Kirkland had the main ferry dock and only hospital on the Eastside for decades so Kirkland was considered the hub of the Eastside. But DID YOU KNOW that in the early 1870’s, Juanita was the hub? The 1880 census lists the inhabitants of Redmond, Houghton and Juanita in the Juanita Precinct. The census was only three pages but Juanita was the core of the rural eastside. Until 1888, there was no Kirkland. Those residents were Houghtonites before Peter Kirk’s arrival.
Juanita had a steamer dock and shingle mill. They did business in Seattle and Bothell. Most of Juanita’s early pioneers are buried in the Bothell Pioneers Cemetery. It was not until Kirkland was founded that the Juanita Bay Bridge was built so Juanita could enjoy the benefits of this new boomtown.
The earliest known recorded history of the name Juanita is 1873 when Harry French wrote in his diary that he visited Juanita Bay. Again in 1873, Mr. French visited with Mrs. Terry at her farm in Juanita. This is Mary Terry and she has been credited with naming Juanita. Mrs. Terry died in 1875. Mrs. Terry was the widow of Charles Terry who with the Denny party founded Seattle. Like the Denny family, the Terry family had land on the eastside. Juanita was a hot spot.

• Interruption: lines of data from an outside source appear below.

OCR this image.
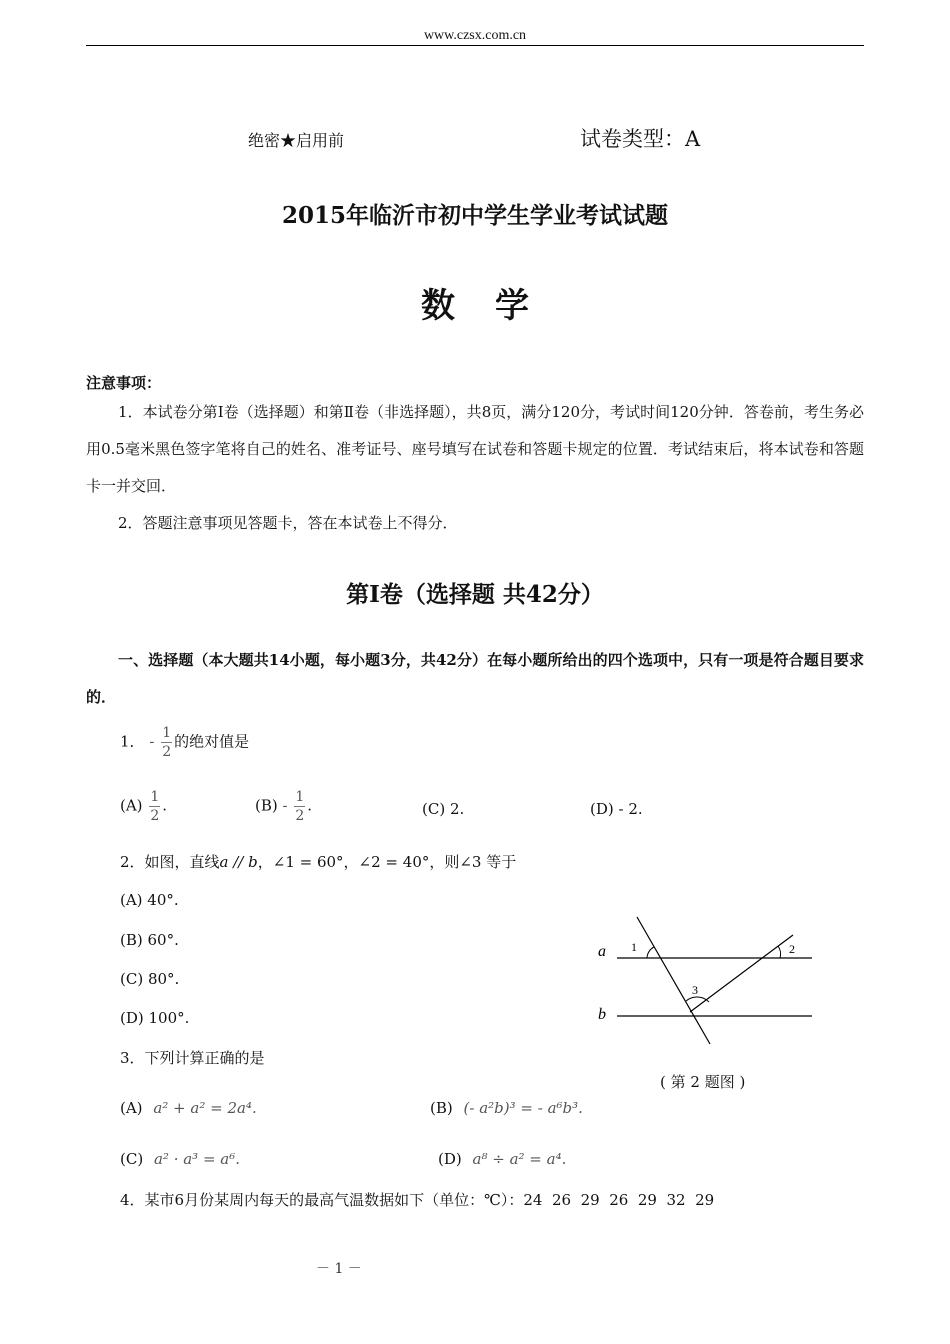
www.czsx.com.cn
绝密★启用前	试卷类型：A
2015年临沂市初中学生学业考试试题
数学
注意事项：
1．本试卷分第Ⅰ卷（选择题）和第Ⅱ卷（非选择题），共8页，满分120分，考试时间120分钟．答卷前，考生务必用0.5毫米黑色签字笔将自己的姓名、准考证号、座号填写在试卷和答题卡规定的位置．考试结束后，将本试卷和答题卡一并交回．
2．答题注意事项见答题卡，答在本试卷上不得分．
第Ⅰ卷（选择题 共42分）
一、选择题（本大题共14小题，每小题3分，共42分）在每小题所给出的四个选项中，只有一项是符合题目要求的．
1． - $\frac{1}{2}$ 的绝对值是
$(A) \frac{1}{2}$ .	$(B) - \frac{1}{2}$ .	(C) 2.	(D) - 2.
2．如图，直线a // b，∠1 = 60°，∠2 = 40°，则∠3 等于
(A) 40°.
(B) 60°.
(C) 80°.
(D) 100°.
a
b
1	2
3
( 第 2 题图 )
3．下列计算正确的是
(A) a² + a² = 2a⁴.	(B) (- a²b)³ = - a⁶b³.
(C) a² · a³ = a⁶.	(D) a⁸ ÷ a² = a⁴.
4．某市6月份某周内每天的最高气温数据如下（单位：℃）：24  26  29  26  29  32  29
－ 1 －
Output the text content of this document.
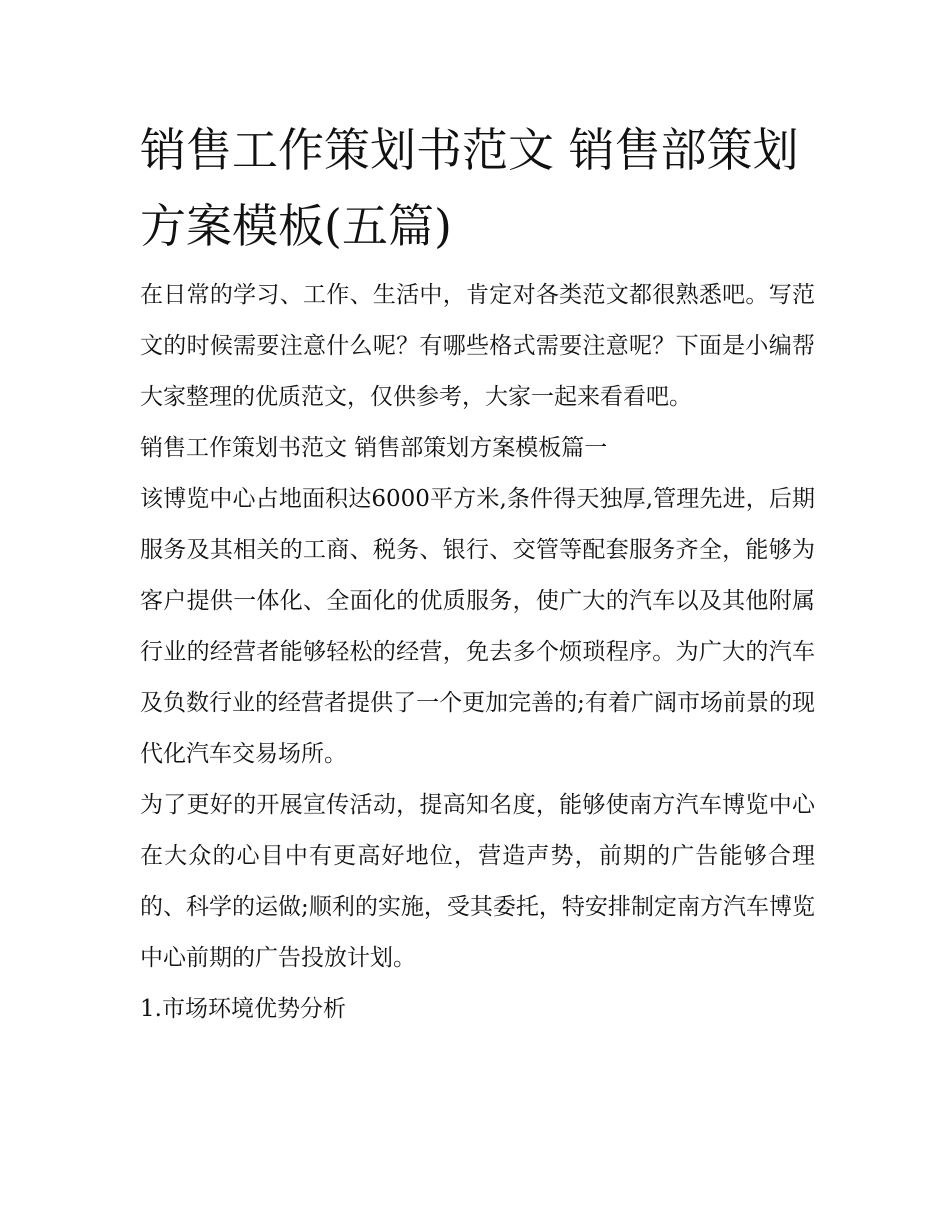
销售工作策划书范文 销售部策划方案模板(五篇)

在日常的学习、工作、生活中，肯定对各类范文都很熟悉吧。写范文的时候需要注意什么呢？有哪些格式需要注意呢？下面是小编帮大家整理的优质范文，仅供参考，大家一起来看看吧。

销售工作策划书范文 销售部策划方案模板篇一

该博览中心占地面积达6000平方米,条件得天独厚,管理先进，后期服务及其相关的工商、税务、银行、交管等配套服务齐全，能够为客户提供一体化、全面化的优质服务，使广大的汽车以及其他附属行业的经营者能够轻松的经营，免去多个烦琐程序。为广大的汽车及负数行业的经营者提供了一个更加完善的;有着广阔市场前景的现代化汽车交易场所。

为了更好的开展宣传活动，提高知名度，能够使南方汽车博览中心在大众的心目中有更高好地位，营造声势，前期的广告能够合理的、科学的运做;顺利的实施，受其委托，特安排制定南方汽车博览中心前期的广告投放计划。

1.市场环境优势分析
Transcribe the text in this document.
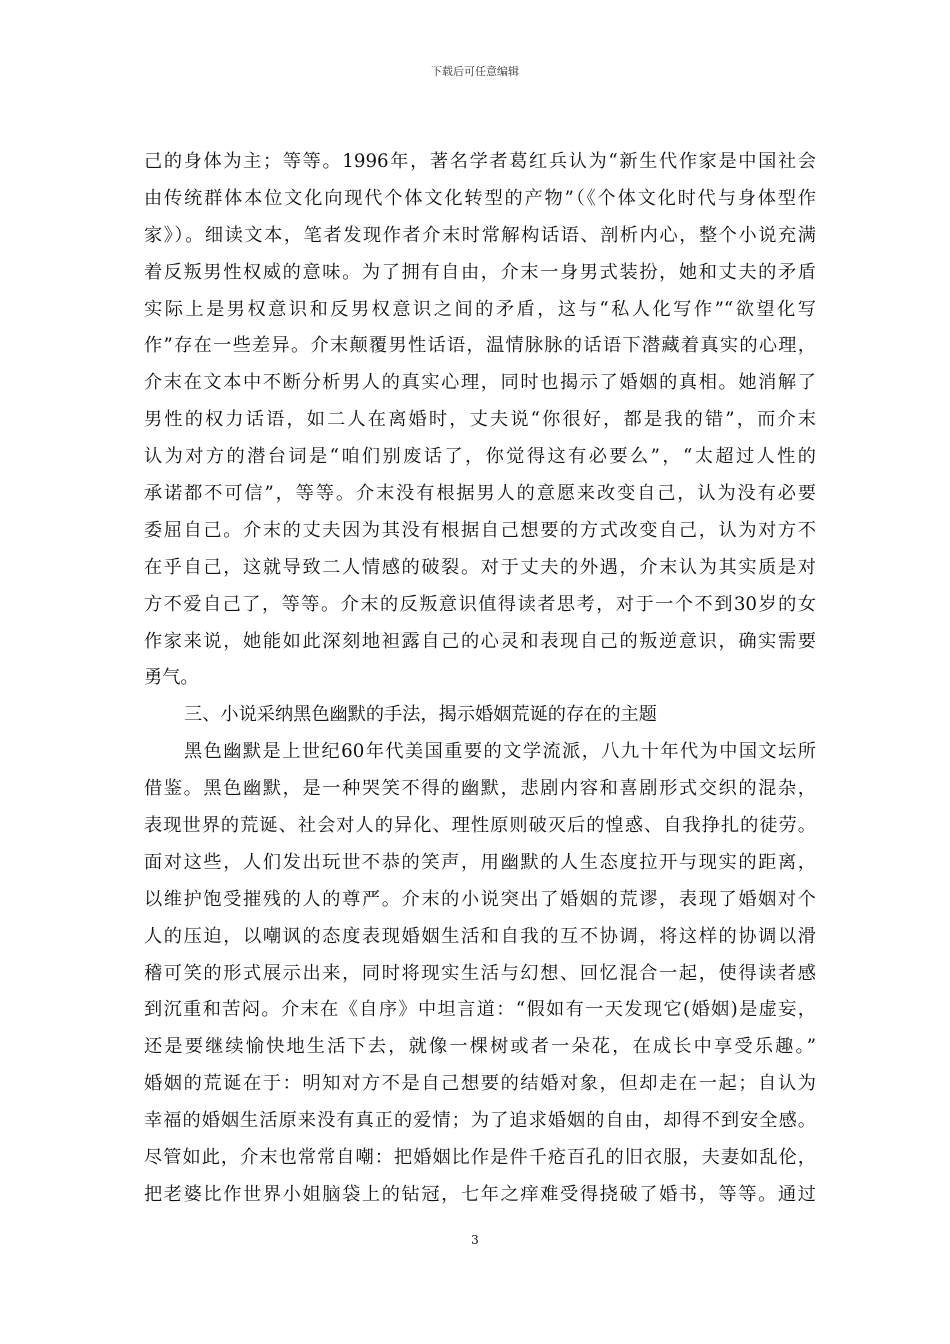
下载后可任意编辑
己的身体为主；等等。1996年，著名学者葛红兵认为“新生代作家是中国社会
由传统群体本位文化向现代个体文化转型的产物”（《个体文化时代与身体型作
家》）。细读文本，笔者发现作者介末时常解构话语、剖析内心，整个小说充满
着反叛男性权威的意味。为了拥有自由，介末一身男式装扮，她和丈夫的矛盾
实际上是男权意识和反男权意识之间的矛盾，这与“私人化写作”“欲望化写
作”存在一些差异。介末颠覆男性话语，温情脉脉的话语下潜藏着真实的心理，
介末在文本中不断分析男人的真实心理，同时也揭示了婚姻的真相。她消解了
男性的权力话语，如二人在离婚时，丈夫说“你很好，都是我的错”，而介末
认为对方的潜台词是“咱们别废话了，你觉得这有必要么”，“太超过人性的
承诺都不可信”，等等。介末没有根据男人的意愿来改变自己，认为没有必要
委屈自己。介末的丈夫因为其没有根据自己想要的方式改变自己，认为对方不
在乎自己，这就导致二人情感的破裂。对于丈夫的外遇，介末认为其实质是对
方不爱自己了，等等。介末的反叛意识值得读者思考，对于一个不到30岁的女
作家来说，她能如此深刻地袒露自己的心灵和表现自己的叛逆意识，确实需要
勇气。
三、小说采纳黑色幽默的手法，揭示婚姻荒诞的存在的主题
黑色幽默是上世纪60年代美国重要的文学流派，八九十年代为中国文坛所
借鉴。黑色幽默，是一种哭笑不得的幽默，悲剧内容和喜剧形式交织的混杂，
表现世界的荒诞、社会对人的异化、理性原则破灭后的惶惑、自我挣扎的徒劳。
面对这些，人们发出玩世不恭的笑声，用幽默的人生态度拉开与现实的距离，
以维护饱受摧残的人的尊严。介末的小说突出了婚姻的荒谬，表现了婚姻对个
人的压迫，以嘲讽的态度表现婚姻生活和自我的互不协调，将这样的协调以滑
稽可笑的形式展示出来，同时将现实生活与幻想、回忆混合一起，使得读者感
到沉重和苦闷。介末在《自序》中坦言道：“假如有一天发现它(婚姻)是虚妄，
还是要继续愉快地生活下去，就像一棵树或者一朵花，在成长中享受乐趣。”
婚姻的荒诞在于：明知对方不是自己想要的结婚对象，但却走在一起；自认为
幸福的婚姻生活原来没有真正的爱情；为了追求婚姻的自由，却得不到安全感。
尽管如此，介末也常常自嘲：把婚姻比作是件千疮百孔的旧衣服，夫妻如乱伦，
把老婆比作世界小姐脑袋上的钻冠，七年之痒难受得挠破了婚书，等等。通过
3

Juanita was named Hubbard for several years but went back to Juanita in 1886. This has confused history buffs that knew Mrs. Terry named Juanita but she had died long before 1886. With most errors, there are valid reasons for the confusion. In 1886, Hubbard went back to its original name.
Loita Hawkinson, President, Kirkland Heritage Society reporting.